I had cosmetic tattoos done on my eyebrows, and had ink injected under the skin, and I had a lot of swelling around my eyes afterwards. I had the swelling treated at a hospital, but I was told that I couldn't use health insurance for it. Why? Where can I send the bill for my treatment?
In this case, the swelling around your eyes for which you needed medical treatment resulted from the procedure of having ink put under your skin, so the symptoms appeared after the procedure carried out by the cosmetic tattoo practitioner, a third party (第三者 / daisansha). It seems that the hospital staff determined that when there is a third party (the injuring party, 加害者 / kagaisha) who has caused the injury or illness, the injury or illness cannot be directly covered by health insurance at a hospital.
This is because when an injury is caused by a third party (the injuring party), in principle it is considered that the injuring party should bear the cost of medical treatment, for example when one is injured in a car accident, or a fight, or by a falling object on a building site, or when bitten by another person's dog, and so on.
However, even in situations where an injury was caused by a third party, it is still possible to receive treatment on health insurance, as long as the injury was not sustained at work or when commuting to or from work (these will be work-related injuries, 労災 / rōsai). To do this, one must state at the hospital counter that the injury was caused by a third party, and also submit a Notification of Injury by Act of a Third Party (第三者の行為による傷病届 / daisansha no kōi ni yoru shōbyō todoke) to the health insurance provider (保険者 / hokensha). The health insurance provider will then request payment of the related medical expenses from the third party.

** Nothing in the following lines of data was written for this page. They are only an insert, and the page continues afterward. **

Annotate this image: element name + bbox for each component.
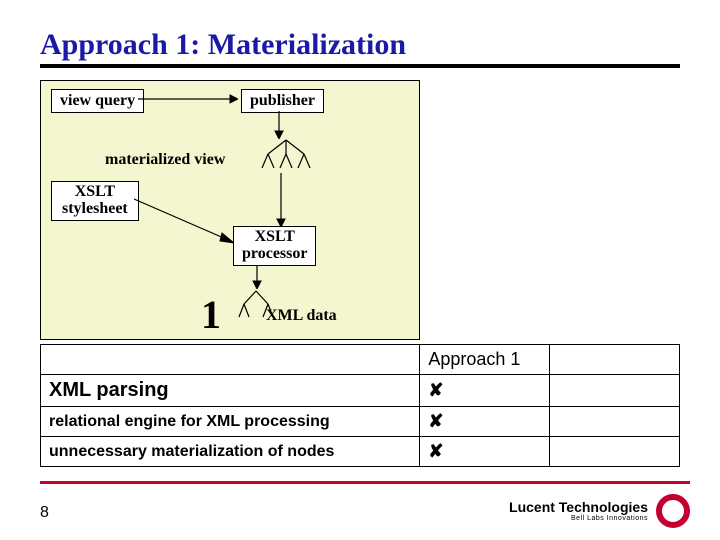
lucent-ring-icon [656,494,690,528]
table-row: XML parsing ✘ [41,375,680,407]
row-label-materialization: unnecessary materialization of nodes [41,437,420,467]
label-xml-data: XML data [266,307,337,325]
box-publisher: publisher [241,89,324,113]
title-rule [40,64,680,68]
step-number: 1 [201,291,221,338]
tree-icon-upper [256,136,316,176]
tree-icon-lower [236,288,276,323]
mark-cell: ✘ [420,407,550,437]
box-xslt-stylesheet: XSLT stylesheet [51,181,139,221]
arrow-publisher-down [271,111,287,139]
footer-logo: Lucent Technologies Bell Labs Innovation… [509,494,690,528]
arrow-matview-to-processor [273,173,289,227]
comparison-table: Approach 1 XML parsing ✘ relational engi… [40,344,680,467]
row-label-relational: relational engine for XML processing [41,407,420,437]
box-view-query: view query [51,89,144,113]
table-header-approach: Approach 1 [420,345,550,375]
page-number: 8 [40,504,49,522]
row-label-xml-parsing: XML parsing [41,375,420,407]
box-xslt-processor: XSLT processor [233,226,316,266]
mark-cell: ✘ [420,375,550,407]
footer-tagline: Bell Labs Innovations [509,515,648,522]
arrow-processor-down [249,265,265,289]
footer-rule [40,481,690,484]
diagram-container: view query publisher materialized view X… [40,80,420,340]
label-materialized-view: materialized view [105,151,225,169]
arrow-viewquery-to-publisher [138,89,238,109]
mark-cell: ✘ [420,437,550,467]
table-row: relational engine for XML processing ✘ [41,407,680,437]
arrow-stylesheet-to-processor [134,191,234,251]
footer-brand: Lucent Technologies [509,499,648,515]
table-row: unnecessary materialization of nodes ✘ [41,437,680,467]
slide-title: Approach 1: Materialization [40,28,680,62]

In this case, where you haven't used health insurance for the medical treatment expenses, the responsibility of the cosmetic tattoo practitioner will be questioned, so you will need items of evidence demonstrating the causal relationship between your symptoms and the cosmetic procedure, and you will need to negotiate with the practitioner. To ensure that the negotiation goes smoothly, it is a good idea to seek a legal consultation with a lawyer, and other advice from an expert.
Incidentally, cosmetic tattooing is considered a medical procedure in Japan. If you have an issue with a particular practitioner, consult the public health center (保健所 / hokenjo) with jurisdiction over practitioner's premises.